Bob Schmidt’s family welcomed him home from Africa last year. He’s pictured here with his wife, Patty, and daughters, Kelsey and Kamille.

Local service member Bob Schmidt has spent much of his adult life serving in the military.

He started his service right after graduating from Parkston High School in 1997. He spent four years active duty for the Marines. He took a break after the Marines and then joined the South Dakota Army National Guard in 2006.

“I’d always wanted to be a Marine since I was a little kid. My cousin was in the Marine Corps and served during Desert Storm so that kind of pushed me in that direction,” he said.

In addition to his cousin, Schmidt also has two brothers that were in the Army National Guard.

When he was in the Marines, he had a deployment in Okinawa and South Korea. Since he’s been in the Army Guard, he was deployed to Afghanistan in 2010-11 and Africa in 2020-21.

In Africa, he and his unit of 196 members assisted with security throughout the continent.

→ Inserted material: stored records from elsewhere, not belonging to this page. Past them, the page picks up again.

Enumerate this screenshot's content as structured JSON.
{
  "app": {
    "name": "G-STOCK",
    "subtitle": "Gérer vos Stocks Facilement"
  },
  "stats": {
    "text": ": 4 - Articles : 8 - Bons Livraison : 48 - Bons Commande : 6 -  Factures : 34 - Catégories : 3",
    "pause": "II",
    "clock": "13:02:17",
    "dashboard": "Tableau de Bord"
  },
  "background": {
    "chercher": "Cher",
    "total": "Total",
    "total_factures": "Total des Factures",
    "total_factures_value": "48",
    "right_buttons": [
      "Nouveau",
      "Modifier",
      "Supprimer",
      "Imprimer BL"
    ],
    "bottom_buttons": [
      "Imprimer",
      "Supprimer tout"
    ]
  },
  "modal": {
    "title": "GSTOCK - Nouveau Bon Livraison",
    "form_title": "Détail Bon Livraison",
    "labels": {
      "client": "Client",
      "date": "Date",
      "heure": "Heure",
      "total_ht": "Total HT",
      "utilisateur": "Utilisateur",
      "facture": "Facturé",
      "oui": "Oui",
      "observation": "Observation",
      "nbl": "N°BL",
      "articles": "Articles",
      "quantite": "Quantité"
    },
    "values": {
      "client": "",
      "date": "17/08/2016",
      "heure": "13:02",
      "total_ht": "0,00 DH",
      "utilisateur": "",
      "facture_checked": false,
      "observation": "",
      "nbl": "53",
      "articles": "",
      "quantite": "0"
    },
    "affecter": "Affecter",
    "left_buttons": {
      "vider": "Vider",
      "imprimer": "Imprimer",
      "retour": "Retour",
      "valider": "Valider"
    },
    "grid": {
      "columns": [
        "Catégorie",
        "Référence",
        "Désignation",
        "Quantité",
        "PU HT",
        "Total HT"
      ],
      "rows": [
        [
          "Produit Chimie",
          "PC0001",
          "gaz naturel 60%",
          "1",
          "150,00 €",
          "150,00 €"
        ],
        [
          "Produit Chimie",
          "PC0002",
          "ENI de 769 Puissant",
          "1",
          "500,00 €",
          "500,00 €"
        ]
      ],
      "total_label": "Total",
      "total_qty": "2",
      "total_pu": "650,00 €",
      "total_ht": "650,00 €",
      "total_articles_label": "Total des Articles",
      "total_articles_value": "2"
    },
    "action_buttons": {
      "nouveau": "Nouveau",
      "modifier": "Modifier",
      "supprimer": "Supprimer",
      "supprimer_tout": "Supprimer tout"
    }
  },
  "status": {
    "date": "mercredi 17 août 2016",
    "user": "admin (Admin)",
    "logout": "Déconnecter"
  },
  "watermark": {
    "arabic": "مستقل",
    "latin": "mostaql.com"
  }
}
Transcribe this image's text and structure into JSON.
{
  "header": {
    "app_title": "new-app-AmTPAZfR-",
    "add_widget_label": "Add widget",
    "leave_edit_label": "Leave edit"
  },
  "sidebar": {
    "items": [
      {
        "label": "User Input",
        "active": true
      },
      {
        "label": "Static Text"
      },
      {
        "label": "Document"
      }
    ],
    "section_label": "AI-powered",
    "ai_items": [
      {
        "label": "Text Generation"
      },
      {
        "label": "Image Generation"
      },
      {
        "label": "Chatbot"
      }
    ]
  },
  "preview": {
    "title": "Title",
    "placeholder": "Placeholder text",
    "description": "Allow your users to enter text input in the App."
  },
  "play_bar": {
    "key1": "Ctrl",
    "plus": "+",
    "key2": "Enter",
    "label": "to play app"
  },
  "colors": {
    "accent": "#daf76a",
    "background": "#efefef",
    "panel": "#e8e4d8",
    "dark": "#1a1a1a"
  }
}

“It was a really good deployment. The unit, we did a lot of different things, but we were able to increase the security cooperation in approximately 16 different countries throughout the continent,” he said.

His deployment to Africa differed from his deployment in Afghanistan. First, in Afghanistan they operated within one country. In Africa, they traveled between 16 countries. In Afghanistan, they had different threats to worry about from a different adversary.

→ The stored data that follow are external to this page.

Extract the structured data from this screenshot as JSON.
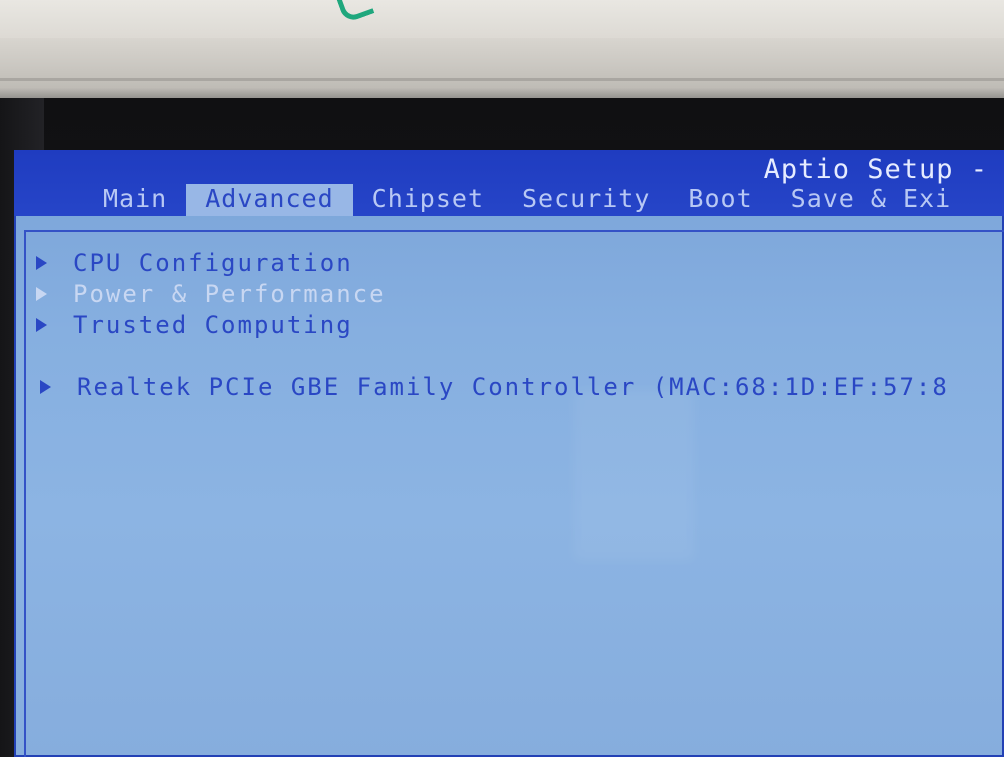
{
  "bios": {
    "title": "Aptio Setup -",
    "tabs": [
      {
        "label": "Main",
        "active": false
      },
      {
        "label": "Advanced",
        "active": true
      },
      {
        "label": "Chipset",
        "active": false
      },
      {
        "label": "Security",
        "active": false
      },
      {
        "label": "Boot",
        "active": false
      },
      {
        "label": "Save & Exi",
        "active": false
      }
    ],
    "menu_items": [
      {
        "label": "CPU Configuration",
        "icon": "submenu-arrow-icon"
      },
      {
        "label": "Power & Performance",
        "icon": "submenu-arrow-icon"
      },
      {
        "label": "Trusted Computing",
        "icon": "submenu-arrow-icon"
      },
      {
        "label": "Realtek PCIe GBE Family Controller (MAC:68:1D:EF:57:8",
        "icon": "submenu-arrow-icon"
      }
    ]
  },
  "colors": {
    "topbar": "#2645c8",
    "screen_bg": "#8cb4e3",
    "menu_text": "#2a47c4",
    "highlight_text": "#c8d7f2",
    "active_tab_bg": "#98b7e6"
  }
}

Operating during Covid presented other challenges while he was in Africa. They had to deal with different restrictions with each country they were in.

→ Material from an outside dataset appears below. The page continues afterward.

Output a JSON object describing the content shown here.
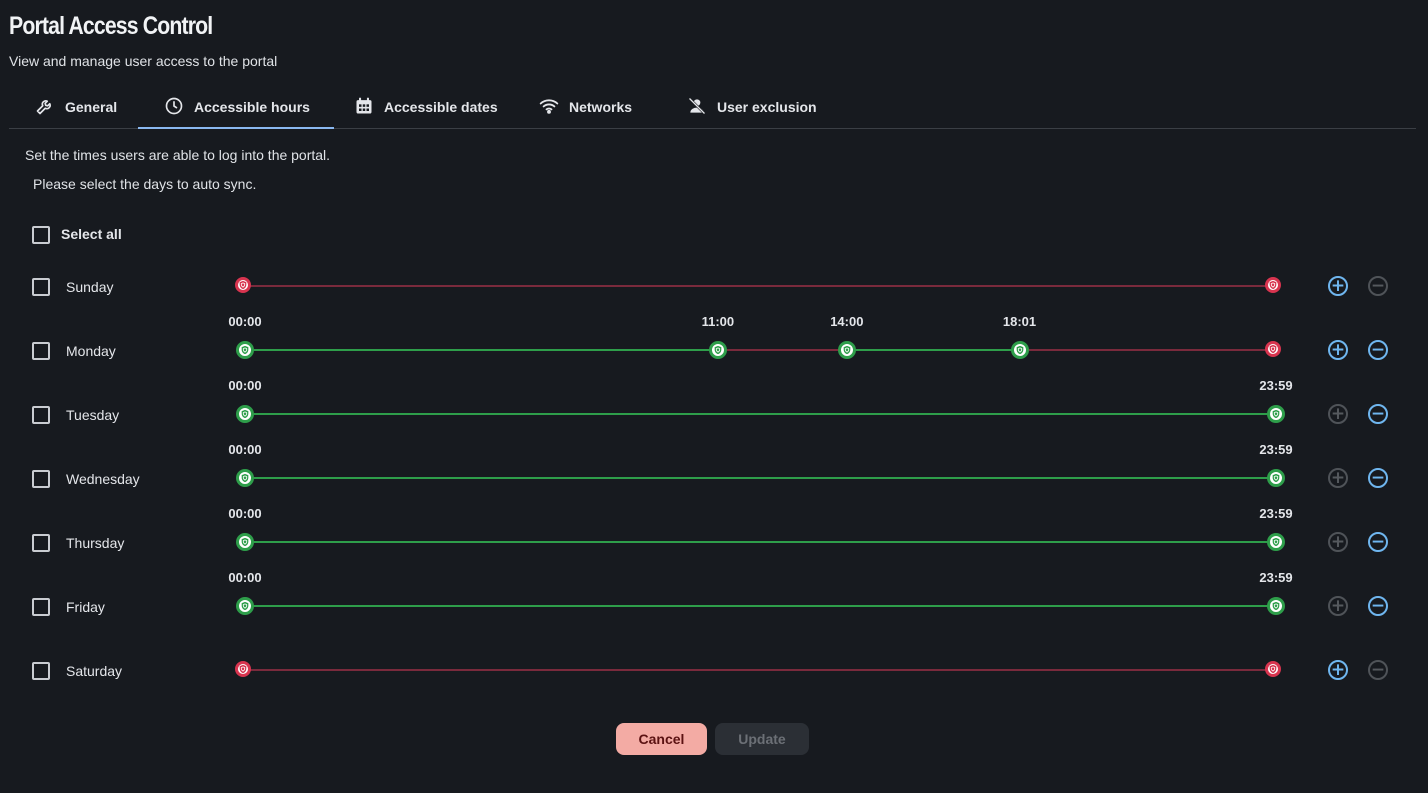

“It presented a lot of challenges for the fact of if we had missions or operations in different countries, we had to suffice and abide by their rules. That meant with doing quarantine and then testing prior to arriving, testing when we got back,” Schmidt said.

He learned a lot about different countries’ cultures.

“You would fly into a country that has 50-100 million people, but some of their cities are not very advanced. Their infrastructure is not up to date and a lot of very poor individual even though it’s not a war-torn country it’s still an underdeveloped or undeveloped country that you’re flying into and working in,” he said.

Schmidt said the biggest challenge to military service is separation. Technology has helped with communication between family members. Communication has advanced to make talking to family at home more available. When he started in 1997, they were communicating my letter.

The rewards he sees from military service is the desire to serve something larger than yourself and gaining enormous amount of experience, both good and bad, to draw on. He noted you also make some lifelong friends and it makes your family, like his wife, Patty, and daughters, Kelsey and Kamille, more resilient.

“I’d like to think that, it is difficult, it is hard for the separation of the families, but I also like to think you become a stronger and more resilient family due to those experiences,” he said.

As part of the army guard, members spend one weekend a month at drill and have a two-week annual training. They also help with floods, fires, blizzard, tornadoes and crowd control.

Currently, Schmidt is the command sergeant major for the 152nd CSSB in Brookings. In the past, he has served in several other units around South Dakota.

In his civilian job, he works as a registered nurse at the Sioux Falls VA Hospital.

Serving his country has been an honor.

“It’s an honor to serve. It’s not easy and not everyone does, but I would like to think it’s made me a better person,” Schmidt said. “It’s also made my family more resilient. It hasn’t always been easy, but I think we’re a strong, more resilient family from this service as well.”